In 2005 Adams put out a self-released EP, which attracted some attention, and since then has released Gather Up in 2006, and Leavetaking last year. Now living in Brooklyn, Adams has been recording in Nashville, which is where the new CD was also made.
While Peter Bradley Adams touches on timeless themes in his lyrics, his film-composing background is apparent in the sonorities of his music on the new CD. The instrumentation and arrangement can sometimes be spare, but his music conveys a kind of mood is almost always attractive in its sound. The musical emphasis is also conveyed through the mix and presentation of his vocals. While he is a worthy and pleasing vocalist, his vocals seem to be in the service of the overall sound, rather than completely being the focus. In fact, sometimes his lyrics can be a little hard to make out.

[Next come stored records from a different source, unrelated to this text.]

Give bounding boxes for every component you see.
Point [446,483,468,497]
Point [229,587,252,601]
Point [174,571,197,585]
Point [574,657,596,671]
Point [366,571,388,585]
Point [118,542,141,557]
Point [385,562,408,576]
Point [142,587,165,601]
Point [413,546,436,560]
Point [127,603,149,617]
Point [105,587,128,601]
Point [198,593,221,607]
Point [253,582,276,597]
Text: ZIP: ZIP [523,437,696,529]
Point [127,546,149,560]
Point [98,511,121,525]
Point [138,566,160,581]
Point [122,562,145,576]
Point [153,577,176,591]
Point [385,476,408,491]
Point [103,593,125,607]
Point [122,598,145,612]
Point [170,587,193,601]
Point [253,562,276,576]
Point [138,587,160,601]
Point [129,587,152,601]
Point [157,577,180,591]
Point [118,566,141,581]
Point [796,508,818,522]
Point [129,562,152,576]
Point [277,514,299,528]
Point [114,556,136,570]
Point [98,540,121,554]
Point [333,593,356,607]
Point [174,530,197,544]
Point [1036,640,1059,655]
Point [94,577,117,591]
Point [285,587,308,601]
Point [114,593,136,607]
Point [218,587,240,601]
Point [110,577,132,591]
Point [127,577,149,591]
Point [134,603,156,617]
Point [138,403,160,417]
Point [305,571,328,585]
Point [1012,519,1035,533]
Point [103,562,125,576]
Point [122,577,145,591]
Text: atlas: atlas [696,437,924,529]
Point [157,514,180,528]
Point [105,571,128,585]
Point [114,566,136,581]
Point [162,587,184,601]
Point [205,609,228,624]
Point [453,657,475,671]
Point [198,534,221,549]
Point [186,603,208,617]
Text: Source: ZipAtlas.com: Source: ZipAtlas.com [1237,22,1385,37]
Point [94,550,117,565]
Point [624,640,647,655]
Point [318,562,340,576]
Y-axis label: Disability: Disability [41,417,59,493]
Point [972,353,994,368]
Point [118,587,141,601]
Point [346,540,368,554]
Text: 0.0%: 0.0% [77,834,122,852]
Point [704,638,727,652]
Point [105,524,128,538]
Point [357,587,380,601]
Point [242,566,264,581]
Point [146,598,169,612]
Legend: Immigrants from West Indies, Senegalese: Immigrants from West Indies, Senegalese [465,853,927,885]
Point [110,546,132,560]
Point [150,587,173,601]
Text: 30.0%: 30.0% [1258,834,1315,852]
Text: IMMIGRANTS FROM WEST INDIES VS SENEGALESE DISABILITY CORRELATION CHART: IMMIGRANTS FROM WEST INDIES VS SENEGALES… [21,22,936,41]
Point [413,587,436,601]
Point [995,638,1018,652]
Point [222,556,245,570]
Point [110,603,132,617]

Joining him on the CD is a variable group of Nashville players -- the arrangements differ among the tracks. Guitarist and bassist Lex Price is the most frequently featured guest.

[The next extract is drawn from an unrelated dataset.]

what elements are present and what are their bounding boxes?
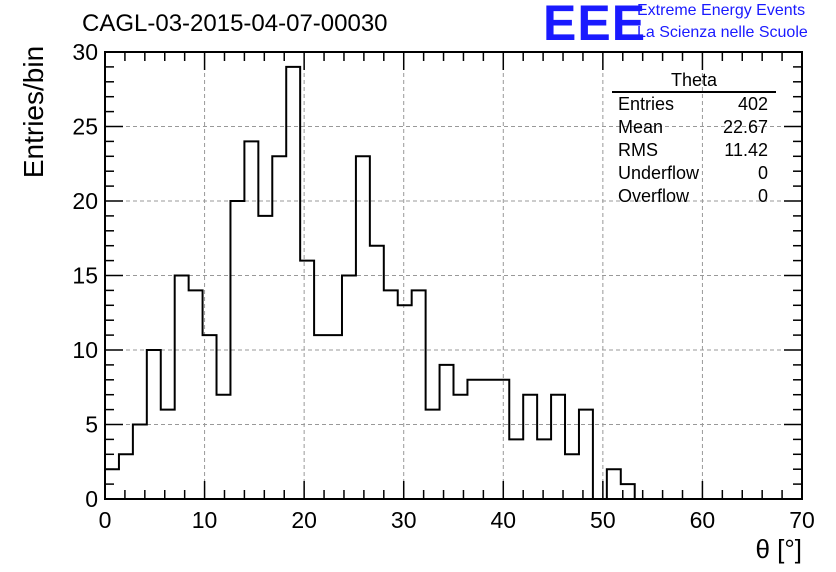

Opening the CD is a song fairly typical of Peter Bradley Adams' attractive and somewhat atmospheric blend. Family Name features one of the larger groups of backing musicians on the CD. <<>>
For You is another pleasing piece that seems to be somewhere between a love song and a lullaby. <<>>
A track called I Won't seems to be about a breakup, but it is still given a kind of ethereal sound. <<>>
One of the more intriguing songs is Darkening Sky which is served up with a kind of spacey folk backing, and seems to be about a significant other who is near death. <<>>
Adams includes one non-original song. I Cannot Settle Down, was written by one Dan Janisch, and is very much compatible with the rest of the CD. It's a pretty, folk-influenced piece that in a way reflects Adams' own peripatetic life. <<>>
Another facet of Adams comes out on I Tell Myself which has the sound of an old rock and roll ballad. It's another rather classic breakup song. <<>>
About the only hint that the CD was made in Nashville comes on the song Walk Away, which features bluegrass fiddler Luke Bulla. It's another song about love that's come apart. <<>>
The CD ends with perhaps its most ambient-sounding track, Awaken features a kind of trance-like sound. <<>> And includes a sequence of Middle Eastern vocals to add to the atmosphere. <<>>
Peter Bradley Adams' new CD Traces is a nicely-done recording of pleasing music by a singer-songwriter who skillfully creates musical and sonic atmospheres in his songs. His background as a film composer is sometimes evident -- in fact some of his previous songs on his solo albums have already been used in television productions and films such as "Elizabethtown." While Adams' emphasis seems to be more on the music than the words, his sometimes wistful, sometimes sad lyrics, visit familiar topics in a literate way.
Our grade for sound quality is about a B plus. The mix is well handled and the music's atmospheric quality in conveyed in the recording. But it is undermined by the usual sonic bugaboo, heavy-handed volume compression, apparently to play in the CD "loudness wars" game, which is exactly counter to the mood of the music.
I suppose that if one were looking for a glib phrase to describe Peter Bradley Adams' music on his new CD, it would be "ambient folk." It's a nice blend and makes for CD that will likely have staying power.